The broadcast, carried without visible sponsorship, captured a spectacle of Chinese cultural elements -- from a giant scroll painting to periodic displays of massive fireworks -- all choreographed by film director Zhang Yimou, who did not appear on TV.

CCTV, the world's largest television network by number of viewers, delivered the ceremony to nearly all of China's 1.3 billion citizens via five channels, including the so-called Olympic Channel, CCTV-5, the state-run broadcaster's dedicated sports network.

World leaders from Chinese President Hu Jintao, who officially called the Games open, to U.S. President George W. Bush and Russian President Vladimir Putin, were given periodic face time during the broadcast, particularly when their countries' athletes paraded into the multimillion-dollar open-air stadium.

Houston Rockets basketball star Yao Ming bore the Chinese flag into the stadium at the head of his national team, one of 204 participating from around the world.

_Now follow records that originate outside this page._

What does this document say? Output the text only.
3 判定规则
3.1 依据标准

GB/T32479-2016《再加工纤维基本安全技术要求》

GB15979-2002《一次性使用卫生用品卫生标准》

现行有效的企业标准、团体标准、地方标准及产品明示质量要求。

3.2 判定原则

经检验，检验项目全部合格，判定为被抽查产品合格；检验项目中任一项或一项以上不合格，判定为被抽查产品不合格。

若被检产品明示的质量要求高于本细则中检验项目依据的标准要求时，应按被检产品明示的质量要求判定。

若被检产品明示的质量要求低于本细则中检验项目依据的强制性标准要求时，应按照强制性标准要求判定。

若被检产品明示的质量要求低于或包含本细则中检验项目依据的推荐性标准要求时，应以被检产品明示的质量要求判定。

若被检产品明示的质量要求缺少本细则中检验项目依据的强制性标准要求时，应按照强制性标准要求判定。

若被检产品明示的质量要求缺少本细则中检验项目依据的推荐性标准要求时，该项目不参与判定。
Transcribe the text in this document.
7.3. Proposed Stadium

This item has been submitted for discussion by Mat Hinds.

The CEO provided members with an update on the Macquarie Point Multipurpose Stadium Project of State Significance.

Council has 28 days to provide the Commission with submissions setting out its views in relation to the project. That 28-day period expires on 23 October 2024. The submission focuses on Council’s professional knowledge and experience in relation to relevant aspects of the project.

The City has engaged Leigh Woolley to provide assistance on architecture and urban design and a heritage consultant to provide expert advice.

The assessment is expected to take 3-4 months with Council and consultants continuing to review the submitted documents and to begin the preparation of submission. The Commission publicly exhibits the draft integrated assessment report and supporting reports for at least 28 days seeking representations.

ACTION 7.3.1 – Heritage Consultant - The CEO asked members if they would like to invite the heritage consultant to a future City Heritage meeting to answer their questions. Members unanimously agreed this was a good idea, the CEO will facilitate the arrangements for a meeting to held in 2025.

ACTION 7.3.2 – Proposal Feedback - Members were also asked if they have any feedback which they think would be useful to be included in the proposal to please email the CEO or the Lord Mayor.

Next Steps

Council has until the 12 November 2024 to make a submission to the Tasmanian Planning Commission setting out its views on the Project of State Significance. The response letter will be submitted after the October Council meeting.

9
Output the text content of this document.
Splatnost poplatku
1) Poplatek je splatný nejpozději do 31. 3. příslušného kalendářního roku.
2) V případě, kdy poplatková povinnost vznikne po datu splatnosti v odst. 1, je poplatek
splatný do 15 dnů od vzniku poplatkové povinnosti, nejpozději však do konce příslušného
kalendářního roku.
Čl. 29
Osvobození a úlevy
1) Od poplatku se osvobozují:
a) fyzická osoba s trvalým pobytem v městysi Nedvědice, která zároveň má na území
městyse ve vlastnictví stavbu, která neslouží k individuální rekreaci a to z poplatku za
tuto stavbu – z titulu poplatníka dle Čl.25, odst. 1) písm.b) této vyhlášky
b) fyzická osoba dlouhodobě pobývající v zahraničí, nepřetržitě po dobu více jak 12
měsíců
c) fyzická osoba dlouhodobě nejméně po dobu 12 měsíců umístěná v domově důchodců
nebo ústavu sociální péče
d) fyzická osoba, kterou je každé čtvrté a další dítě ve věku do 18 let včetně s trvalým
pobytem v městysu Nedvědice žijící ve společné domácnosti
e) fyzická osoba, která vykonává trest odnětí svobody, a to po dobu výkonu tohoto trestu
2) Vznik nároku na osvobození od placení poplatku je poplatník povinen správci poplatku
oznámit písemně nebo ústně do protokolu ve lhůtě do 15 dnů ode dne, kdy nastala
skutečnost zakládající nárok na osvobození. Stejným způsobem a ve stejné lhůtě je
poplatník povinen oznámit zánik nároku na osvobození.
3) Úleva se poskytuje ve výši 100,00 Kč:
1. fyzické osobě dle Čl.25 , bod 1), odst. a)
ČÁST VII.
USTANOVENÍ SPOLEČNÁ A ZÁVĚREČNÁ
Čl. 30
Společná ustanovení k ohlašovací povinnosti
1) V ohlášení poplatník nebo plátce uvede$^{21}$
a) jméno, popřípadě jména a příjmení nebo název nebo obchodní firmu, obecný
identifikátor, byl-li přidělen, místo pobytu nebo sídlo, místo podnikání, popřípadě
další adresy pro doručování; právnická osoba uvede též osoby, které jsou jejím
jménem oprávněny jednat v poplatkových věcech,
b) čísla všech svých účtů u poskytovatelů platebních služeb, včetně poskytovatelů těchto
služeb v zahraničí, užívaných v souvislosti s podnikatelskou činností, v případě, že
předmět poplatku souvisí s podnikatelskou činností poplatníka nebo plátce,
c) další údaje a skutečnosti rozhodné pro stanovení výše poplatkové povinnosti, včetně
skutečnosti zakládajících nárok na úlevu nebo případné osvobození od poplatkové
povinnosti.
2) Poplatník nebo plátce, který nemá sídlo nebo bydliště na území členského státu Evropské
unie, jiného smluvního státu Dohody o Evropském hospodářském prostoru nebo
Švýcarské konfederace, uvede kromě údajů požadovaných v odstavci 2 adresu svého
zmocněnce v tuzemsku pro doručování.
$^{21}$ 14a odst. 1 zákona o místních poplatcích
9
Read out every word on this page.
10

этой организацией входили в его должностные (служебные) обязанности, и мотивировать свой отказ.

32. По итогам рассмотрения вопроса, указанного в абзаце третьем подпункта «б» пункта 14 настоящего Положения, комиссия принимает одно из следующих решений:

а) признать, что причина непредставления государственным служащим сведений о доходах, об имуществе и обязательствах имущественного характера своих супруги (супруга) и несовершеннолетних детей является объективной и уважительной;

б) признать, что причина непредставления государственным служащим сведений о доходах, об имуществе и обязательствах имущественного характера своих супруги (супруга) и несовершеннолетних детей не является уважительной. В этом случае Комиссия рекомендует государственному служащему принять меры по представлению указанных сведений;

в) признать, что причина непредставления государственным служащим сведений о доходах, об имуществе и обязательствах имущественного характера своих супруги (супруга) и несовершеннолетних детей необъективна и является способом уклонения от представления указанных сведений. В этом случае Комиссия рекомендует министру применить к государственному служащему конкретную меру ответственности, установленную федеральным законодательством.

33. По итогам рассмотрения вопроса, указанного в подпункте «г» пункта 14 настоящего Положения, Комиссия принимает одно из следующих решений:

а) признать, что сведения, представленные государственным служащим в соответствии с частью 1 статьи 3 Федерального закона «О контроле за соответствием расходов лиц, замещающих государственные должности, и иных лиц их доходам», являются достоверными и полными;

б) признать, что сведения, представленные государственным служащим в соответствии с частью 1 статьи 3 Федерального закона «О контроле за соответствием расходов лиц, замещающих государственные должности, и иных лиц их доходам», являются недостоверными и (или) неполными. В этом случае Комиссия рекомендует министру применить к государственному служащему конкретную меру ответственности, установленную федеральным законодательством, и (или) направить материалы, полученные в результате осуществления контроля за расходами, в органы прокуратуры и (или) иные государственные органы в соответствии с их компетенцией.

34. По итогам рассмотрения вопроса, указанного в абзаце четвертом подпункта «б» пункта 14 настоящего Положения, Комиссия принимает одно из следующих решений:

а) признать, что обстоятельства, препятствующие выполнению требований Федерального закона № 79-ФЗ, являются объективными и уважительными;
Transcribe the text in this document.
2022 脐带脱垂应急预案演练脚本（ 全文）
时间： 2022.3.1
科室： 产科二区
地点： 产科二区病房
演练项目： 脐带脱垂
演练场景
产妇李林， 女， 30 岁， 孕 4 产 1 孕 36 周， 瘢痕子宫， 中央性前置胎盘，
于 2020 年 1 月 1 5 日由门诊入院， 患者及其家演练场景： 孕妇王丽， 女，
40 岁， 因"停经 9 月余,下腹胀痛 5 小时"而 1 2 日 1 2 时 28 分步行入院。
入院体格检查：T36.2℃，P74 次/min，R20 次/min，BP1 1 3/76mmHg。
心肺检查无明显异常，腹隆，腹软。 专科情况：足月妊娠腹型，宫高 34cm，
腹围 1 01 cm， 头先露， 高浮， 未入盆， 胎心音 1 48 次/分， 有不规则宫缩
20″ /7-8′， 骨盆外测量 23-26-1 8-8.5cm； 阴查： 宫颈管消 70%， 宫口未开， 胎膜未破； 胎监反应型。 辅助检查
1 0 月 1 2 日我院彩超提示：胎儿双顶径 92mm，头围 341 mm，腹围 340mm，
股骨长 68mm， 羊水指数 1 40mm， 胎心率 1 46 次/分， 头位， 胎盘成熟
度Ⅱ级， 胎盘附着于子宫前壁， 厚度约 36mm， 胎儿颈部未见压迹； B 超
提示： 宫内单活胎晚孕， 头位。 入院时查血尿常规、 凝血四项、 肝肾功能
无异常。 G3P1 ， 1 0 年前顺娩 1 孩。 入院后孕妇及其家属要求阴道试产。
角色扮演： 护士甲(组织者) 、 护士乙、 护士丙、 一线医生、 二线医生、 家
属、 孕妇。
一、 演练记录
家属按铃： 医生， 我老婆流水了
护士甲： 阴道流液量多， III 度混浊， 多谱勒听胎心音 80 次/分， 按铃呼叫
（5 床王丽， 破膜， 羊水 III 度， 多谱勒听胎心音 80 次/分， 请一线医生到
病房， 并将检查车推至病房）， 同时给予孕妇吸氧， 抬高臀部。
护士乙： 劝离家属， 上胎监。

While security in the capital was tight -- the national airport was closed for the duration of the broadcast, for instance -- police checks at the stadium itself were less strict. One attendee reached by phone said, "There was a metal detector, but I could have brought a banner in if I wanted to."

Potential protests against China's communist government -- over issues of human rights violations, media freedoms and pollution -- were high on the list of organizers' concerns in the run-up to the Games, which last for 17 days.

Earlier in the day, Paris-based Reporters Without Borders, an advocacy group for media freedom, released a statement claiming it had begun a clandestine FM radio broadcast in the capital 12 hours before the opening ceremony.

China's media, including state-run CCTV, aims to project the nation's best face to the world during the tournament China was awarded in 2001.

Businesspeople from the world over attending the Games expressed wishes that the event would afford a new opportunity to work in the world's largest potential marketplace.

Jack Wakshlag, Turner Broadcasting chief research officer, said before the ceremony that he hoped that all the Chinese government's talk of openness around the Games would lead to results.

Despite Turner's mid-1990s attempts to crack China's cable television market coming to naught, Wakshlag said, "We welcome the Olympics in China and hope it does open up the marketplace, as it should be."

Some spectators at the stadium said that the parade of athletes lasted too long and was boring, but their opinions might have been colored by the stifling heat and humidity.